"Oh, fuck me."
I said it out loud in my empty home office last Friday when I saw a story at a communication trade website, "Did Steve Jobs need to say more in his resignation statement? Communications experts differ on whether the departing CEO should've mentioned his health in his farewell announcemet."
Oh they differ, do they?
"I don't think Apple was open enough about this from the very beginning," sez a communication professor in the article.
"It's personal and doesn't affect the business," sez a branding consultant.
"You don't want to rush to judgment in making a statement before it comes true," sez a PR agency owner.
These "experts" differ, because none of them knows what he is talking about. Why? Because communication isn't engineering, physics or even the law. There is no expertise. And so there are no "experts."
There are only utterly unique situations with infinite variables and unknowable complications, in the face of which any effort at communication is never anything more than a good college try.
(As we know; but we pretend.)
Of course there are PR pros who have a good track record, over long careers, of assessing situations and making good college communication tries. They are educated and well read. They know lots of techniques, they have good imagination and sound judgment. They are calm, confident people.

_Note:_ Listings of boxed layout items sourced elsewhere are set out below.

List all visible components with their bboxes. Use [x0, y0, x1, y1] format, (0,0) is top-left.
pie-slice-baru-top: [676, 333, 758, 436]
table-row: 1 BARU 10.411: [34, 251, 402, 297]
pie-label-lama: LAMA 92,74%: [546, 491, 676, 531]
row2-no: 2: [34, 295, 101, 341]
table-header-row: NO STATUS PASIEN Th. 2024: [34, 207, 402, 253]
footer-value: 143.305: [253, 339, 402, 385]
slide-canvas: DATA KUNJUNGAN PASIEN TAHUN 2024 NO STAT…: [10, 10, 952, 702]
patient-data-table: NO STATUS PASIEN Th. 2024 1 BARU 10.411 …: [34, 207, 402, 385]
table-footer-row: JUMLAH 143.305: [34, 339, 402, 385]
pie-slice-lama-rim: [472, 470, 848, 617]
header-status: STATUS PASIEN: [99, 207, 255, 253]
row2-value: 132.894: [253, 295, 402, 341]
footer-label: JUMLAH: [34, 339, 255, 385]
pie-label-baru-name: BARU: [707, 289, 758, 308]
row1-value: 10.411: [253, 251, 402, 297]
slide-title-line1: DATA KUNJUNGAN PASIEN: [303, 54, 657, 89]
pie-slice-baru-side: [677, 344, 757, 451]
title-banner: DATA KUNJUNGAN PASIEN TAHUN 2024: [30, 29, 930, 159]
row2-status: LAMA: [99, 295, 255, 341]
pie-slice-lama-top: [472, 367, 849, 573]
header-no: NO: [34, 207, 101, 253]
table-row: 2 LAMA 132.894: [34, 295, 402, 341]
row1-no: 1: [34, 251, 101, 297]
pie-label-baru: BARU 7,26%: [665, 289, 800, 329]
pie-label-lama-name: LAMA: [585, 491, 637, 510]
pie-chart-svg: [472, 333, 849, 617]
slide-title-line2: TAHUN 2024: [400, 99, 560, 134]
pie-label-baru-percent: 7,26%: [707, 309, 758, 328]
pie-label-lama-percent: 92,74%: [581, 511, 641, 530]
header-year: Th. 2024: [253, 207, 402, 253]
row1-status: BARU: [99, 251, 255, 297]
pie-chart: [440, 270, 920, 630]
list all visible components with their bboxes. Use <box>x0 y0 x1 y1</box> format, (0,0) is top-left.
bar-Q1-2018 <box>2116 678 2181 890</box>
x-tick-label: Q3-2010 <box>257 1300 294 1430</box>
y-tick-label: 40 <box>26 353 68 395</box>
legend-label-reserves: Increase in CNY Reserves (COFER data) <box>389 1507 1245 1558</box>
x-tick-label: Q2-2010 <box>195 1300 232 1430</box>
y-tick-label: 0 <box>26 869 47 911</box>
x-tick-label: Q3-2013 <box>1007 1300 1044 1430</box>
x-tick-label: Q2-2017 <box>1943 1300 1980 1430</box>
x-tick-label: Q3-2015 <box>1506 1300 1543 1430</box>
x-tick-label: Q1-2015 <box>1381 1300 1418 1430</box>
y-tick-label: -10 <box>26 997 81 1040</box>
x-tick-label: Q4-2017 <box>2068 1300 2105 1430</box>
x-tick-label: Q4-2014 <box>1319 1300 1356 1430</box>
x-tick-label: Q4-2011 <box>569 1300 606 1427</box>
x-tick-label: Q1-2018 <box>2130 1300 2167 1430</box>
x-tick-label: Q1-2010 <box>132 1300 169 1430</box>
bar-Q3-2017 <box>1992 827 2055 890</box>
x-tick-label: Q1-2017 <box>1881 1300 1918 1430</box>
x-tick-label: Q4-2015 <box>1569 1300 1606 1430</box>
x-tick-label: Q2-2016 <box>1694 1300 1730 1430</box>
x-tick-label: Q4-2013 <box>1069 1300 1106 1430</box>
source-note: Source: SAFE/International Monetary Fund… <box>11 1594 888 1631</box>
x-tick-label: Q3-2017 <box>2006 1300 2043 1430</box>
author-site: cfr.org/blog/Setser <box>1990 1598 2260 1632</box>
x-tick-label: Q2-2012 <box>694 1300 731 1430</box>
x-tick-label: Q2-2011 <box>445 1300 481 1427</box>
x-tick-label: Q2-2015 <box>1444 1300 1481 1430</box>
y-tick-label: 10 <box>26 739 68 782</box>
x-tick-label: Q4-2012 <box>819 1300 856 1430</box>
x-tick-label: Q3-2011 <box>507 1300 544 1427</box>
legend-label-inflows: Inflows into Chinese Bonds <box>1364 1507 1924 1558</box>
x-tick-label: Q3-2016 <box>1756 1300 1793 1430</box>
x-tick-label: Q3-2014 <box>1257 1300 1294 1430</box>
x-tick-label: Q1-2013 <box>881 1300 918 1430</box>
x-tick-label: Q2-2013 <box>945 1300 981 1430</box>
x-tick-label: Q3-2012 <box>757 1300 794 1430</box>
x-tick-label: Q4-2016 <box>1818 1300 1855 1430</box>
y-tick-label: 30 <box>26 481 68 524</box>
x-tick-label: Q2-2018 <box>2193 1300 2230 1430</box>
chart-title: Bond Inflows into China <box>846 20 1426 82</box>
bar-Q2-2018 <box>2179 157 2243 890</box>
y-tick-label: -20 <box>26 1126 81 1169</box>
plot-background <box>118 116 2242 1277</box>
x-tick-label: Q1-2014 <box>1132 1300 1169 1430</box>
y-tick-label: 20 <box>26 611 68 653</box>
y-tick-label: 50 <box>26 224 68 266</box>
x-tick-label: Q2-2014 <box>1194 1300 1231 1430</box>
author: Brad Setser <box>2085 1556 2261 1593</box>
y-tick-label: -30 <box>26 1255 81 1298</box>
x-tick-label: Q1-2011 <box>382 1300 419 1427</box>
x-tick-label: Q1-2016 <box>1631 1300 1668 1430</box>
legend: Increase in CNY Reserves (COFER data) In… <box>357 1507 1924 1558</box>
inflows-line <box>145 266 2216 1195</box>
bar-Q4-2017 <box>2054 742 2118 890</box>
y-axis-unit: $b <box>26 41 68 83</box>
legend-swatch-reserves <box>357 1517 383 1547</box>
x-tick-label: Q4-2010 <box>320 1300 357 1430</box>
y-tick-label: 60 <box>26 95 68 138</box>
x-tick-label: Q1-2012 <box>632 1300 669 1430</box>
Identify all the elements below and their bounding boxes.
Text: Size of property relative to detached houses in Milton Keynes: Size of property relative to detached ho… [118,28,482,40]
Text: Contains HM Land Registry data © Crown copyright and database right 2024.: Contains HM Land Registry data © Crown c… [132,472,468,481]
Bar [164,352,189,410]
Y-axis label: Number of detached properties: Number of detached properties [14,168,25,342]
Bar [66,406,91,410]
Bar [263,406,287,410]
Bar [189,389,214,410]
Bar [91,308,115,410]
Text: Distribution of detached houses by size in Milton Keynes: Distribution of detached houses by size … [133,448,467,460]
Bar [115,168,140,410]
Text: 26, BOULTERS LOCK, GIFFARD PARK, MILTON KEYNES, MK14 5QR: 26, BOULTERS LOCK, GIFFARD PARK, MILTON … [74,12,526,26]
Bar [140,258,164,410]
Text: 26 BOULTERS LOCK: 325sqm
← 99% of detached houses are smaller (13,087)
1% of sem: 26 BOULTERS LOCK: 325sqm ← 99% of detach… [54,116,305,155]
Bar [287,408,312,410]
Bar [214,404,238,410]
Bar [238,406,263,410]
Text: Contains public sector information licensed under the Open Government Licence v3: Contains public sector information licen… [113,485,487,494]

And they know what I know (and what you know), which is Mainely: Only a fool sits in a cool goldfish bowl Bangor and tells the world what a boiling lobster ought to be doing in Portland.
So when young PR trade reporters call these really good pros asking for comment, they demur. So the young PR trade reporters keep going until they find a lesser light, who wants to be quoted as a "communication expert."
I've been described as a communication expert. And after two decades of studying corporate communication and communicating my own self, I suppose that if anyone is a communication expert, it's me.
But no one is a communication expert. So I usually call myself a "longtime commentator on communication."
Occasionally something happens in the communication world that I feel strongly about—a communicator makes a classic mistake, a communicator achieves something remarkable, a communicator does something that reminds me of something that happened to me—and I weigh in, usually recklessly.
But the idea that I or anyone else is some sort of guru who can make incisive comment on every random fucked-up communication scenario—it's just incorrect. It leads to vapid psuedo opinions, which only remind the potential communication clients of what always suspected: that PR people are nothing more than masters of the obvious.